赤ちゃんは通常、産道をクルクルと回りながら上手に降りてきます。この向きが上手くいかないと、赤ちゃんの頭が骨盤の神経を強く圧迫し続け、麻酔の隙間を突き抜けるような強い腰の痛みを感じることがあります。

お産の進みが急激すぎるとき

麻酔薬が神経に浸透して効果を発揮するまでには15〜20分ほどかかります。麻酔を追加する間もないほど急激にお産が進んでしまうと、麻酔の効果が追いつかずに痛みを感じてしまうことがあります。

カテーテルの位置に偏りがあるとき

背中に入っている細い管(カテーテル)が、寝返りや体の動きでわずかにズレると、「右側だけ痛い」「一部分だけ麻酔が効かない」という「片効き」が起こることがあります。


7.まとめ

無痛分娩のリアルな痛みについてイメージは湧きましたでしょうか?

「無痛」という言葉から「完全なる無感覚」を期待してしまうと、お産の現場で「思ったより感覚がある…」と焦ってしまうかもしれません。しかし、「激しい痛みを、コントロール可能な心地よい張りに変える医療」だと知っておけば、リラックスして当日を迎えられるはずです。
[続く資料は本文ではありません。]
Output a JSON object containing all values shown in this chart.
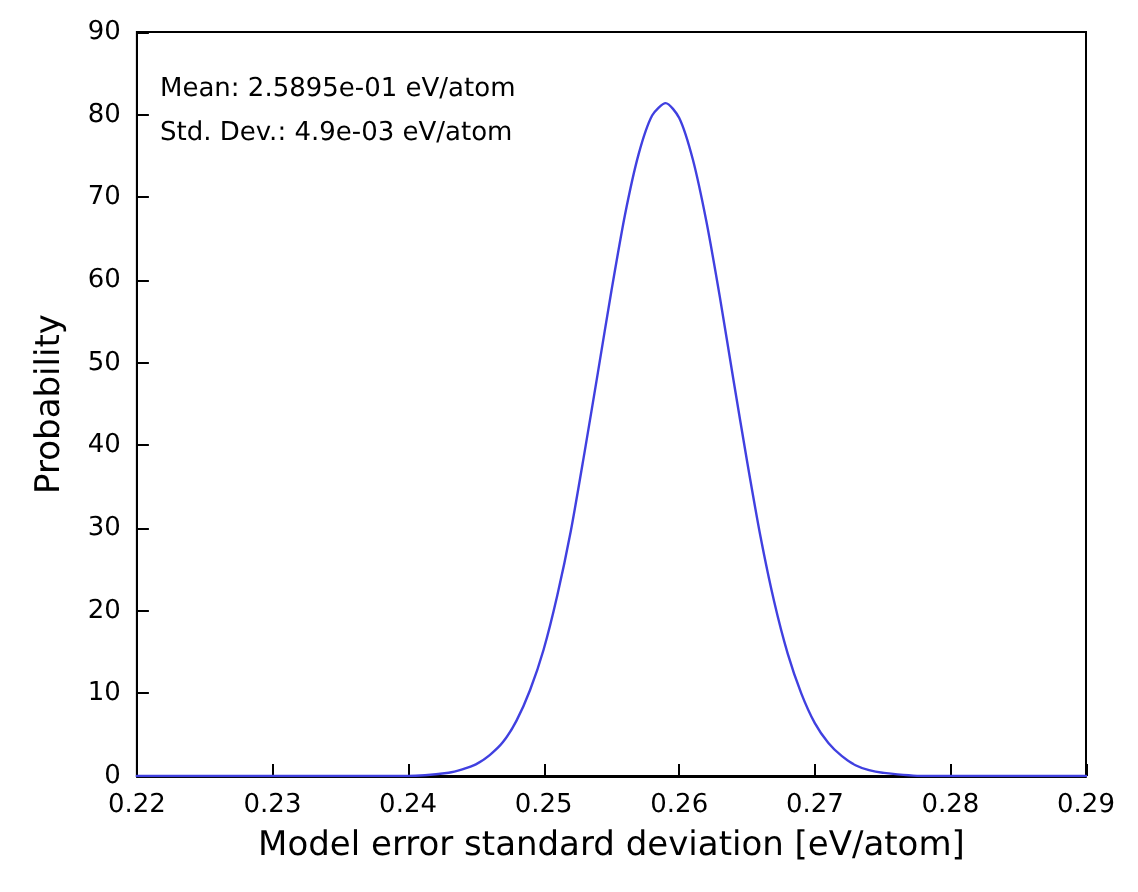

もし分娩の途中で「目標の2〜3を超えて痛くなってきたな」と感じたら、絶対に我慢しないでください。私たちスタッフが、麻酔の量を増やしたり、カテーテルの位置を調整したりして、全力であなたの快適なお産をサポートします。

不安なことや希望の痛みのレベルがあれば、ぜひ事前の妊婦健診で気軽に相談してください、ではでは!